Informing the family/caregiver(s) about the newborn hearing screening:
“Hi, congratulations on the birth of your baby. My name is ____________ and I am here to screen your baby’s hearing. We provide hearing screening to all babies after they are born. The hearing screening will measure how your baby responds to sound and takes just a few minutes. The test is harmless and most babies sleep through the test. We’re going to screen your baby now, but before we do, are there any questions I can answer?”
Supporting a family/caregiver(s) that refuse the newborn hearing screening:
“If you don't mind, I'd like to leave you with something to read that explains the benefits and the importance of newborn hearing screening. If you change your mind and decide you do want the screening, you can let your baby’s doctor know you’d like your baby’s hearing screened.”
Informing the family/caregiver(s) that the baby passed their hearing screening:
“Congratulations on the birth of your baby. We just finished the hearing screen. Your baby passed the hearing screening today. Even though your baby passed their hearing screening today, it is important to know that your baby’s hearing can change over time. Babies start learning how to communicate as soon as they are born. Here is a brochure that talks about how babies develop hearing and communication skills. If you are ever worried about your baby’s hearing, talk to your baby’s doctor right away and ask for a referral to a pediatric audiologist who specializes in testing infants and young children.”

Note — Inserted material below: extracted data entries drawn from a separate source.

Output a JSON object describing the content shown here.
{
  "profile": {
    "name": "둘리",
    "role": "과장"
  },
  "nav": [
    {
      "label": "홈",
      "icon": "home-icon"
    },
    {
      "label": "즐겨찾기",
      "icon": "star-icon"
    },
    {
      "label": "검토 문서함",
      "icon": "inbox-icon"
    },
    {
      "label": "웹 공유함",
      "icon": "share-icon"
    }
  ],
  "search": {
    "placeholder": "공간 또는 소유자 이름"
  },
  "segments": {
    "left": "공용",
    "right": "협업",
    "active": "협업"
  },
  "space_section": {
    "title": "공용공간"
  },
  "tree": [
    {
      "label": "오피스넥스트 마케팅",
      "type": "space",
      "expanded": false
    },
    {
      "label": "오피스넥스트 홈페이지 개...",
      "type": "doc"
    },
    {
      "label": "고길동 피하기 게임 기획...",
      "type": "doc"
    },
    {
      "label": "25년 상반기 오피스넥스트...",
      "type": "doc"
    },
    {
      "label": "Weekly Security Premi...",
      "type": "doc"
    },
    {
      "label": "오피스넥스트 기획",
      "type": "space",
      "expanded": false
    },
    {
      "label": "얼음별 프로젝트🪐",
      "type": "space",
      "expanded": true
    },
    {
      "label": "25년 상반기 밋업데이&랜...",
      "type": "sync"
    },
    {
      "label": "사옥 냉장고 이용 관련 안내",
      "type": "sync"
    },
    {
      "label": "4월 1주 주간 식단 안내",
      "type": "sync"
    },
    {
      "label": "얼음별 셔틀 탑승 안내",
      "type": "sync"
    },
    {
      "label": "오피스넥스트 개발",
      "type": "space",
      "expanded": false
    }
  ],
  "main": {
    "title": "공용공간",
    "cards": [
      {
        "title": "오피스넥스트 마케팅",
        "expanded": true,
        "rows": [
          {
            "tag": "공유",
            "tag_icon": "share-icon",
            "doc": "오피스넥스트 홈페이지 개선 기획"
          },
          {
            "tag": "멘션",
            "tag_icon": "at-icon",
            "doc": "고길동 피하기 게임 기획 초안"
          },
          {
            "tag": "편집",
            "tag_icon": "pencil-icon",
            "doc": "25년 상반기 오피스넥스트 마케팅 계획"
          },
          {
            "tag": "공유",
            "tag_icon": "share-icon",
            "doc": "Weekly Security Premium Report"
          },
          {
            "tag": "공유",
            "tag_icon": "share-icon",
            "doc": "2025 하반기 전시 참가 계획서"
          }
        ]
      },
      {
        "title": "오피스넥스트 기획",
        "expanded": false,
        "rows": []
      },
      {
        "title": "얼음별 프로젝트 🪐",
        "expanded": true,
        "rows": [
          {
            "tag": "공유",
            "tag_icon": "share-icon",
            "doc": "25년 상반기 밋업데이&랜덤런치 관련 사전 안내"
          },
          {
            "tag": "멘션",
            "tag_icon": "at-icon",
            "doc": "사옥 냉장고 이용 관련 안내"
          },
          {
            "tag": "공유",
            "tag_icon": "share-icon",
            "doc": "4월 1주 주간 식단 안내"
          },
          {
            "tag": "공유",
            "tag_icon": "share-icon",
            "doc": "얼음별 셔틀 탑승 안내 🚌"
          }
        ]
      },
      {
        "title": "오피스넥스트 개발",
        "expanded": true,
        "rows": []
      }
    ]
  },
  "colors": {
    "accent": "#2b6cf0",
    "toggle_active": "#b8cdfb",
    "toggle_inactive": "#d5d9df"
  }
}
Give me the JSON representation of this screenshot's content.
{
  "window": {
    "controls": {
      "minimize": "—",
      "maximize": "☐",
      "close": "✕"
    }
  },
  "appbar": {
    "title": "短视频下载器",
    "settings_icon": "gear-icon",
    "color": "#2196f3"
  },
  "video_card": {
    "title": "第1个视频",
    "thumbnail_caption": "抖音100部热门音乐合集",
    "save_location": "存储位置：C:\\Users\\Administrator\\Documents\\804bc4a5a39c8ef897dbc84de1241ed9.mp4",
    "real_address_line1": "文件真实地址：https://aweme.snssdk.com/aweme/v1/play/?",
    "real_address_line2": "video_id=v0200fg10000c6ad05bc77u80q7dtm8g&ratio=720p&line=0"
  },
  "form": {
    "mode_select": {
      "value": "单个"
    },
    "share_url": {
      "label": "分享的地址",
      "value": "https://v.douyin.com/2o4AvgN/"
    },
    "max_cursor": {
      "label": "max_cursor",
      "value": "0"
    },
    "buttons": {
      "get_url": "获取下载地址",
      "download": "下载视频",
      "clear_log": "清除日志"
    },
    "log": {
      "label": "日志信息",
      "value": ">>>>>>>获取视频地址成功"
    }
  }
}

Informing the family/caregiver(s) that a baby did not pass their hearing screening in one or both ears before discharge:
“Congratulations on the birth of your baby. We just finished the hearing screen. Your baby did not pass the screening today. This does not necessarily mean that your baby has a permanent hearing loss, but without additional testing, we can’t be sure. Not passing a hearing screening means that further testing is needed to understand what your baby hears. We will provide the screening results to your baby’s doctor and referral to a pediatric audiologist who specializes in testing infants and young children. Be sure you make and keep this appointment with the pediatric audiologist. It is important that we understand what your baby hears so we can support you and your baby and make sure your baby has the best chance of meeting important developmental milestones.
Informing the family/caregiver(s) about an inconclusive screen:
“We attempted to screen your baby’s hearing, but we weren’t able to complete the test. Some babies need to be screened more than once in order to get an accurate result. We will be back in a few hours to re-screen your baby.”
*Scripts were adapted from the National Center for Hearing Assessment and Management (NCHAM) Newborn Hearing Screening Training Curriculum (NHSTC 2020).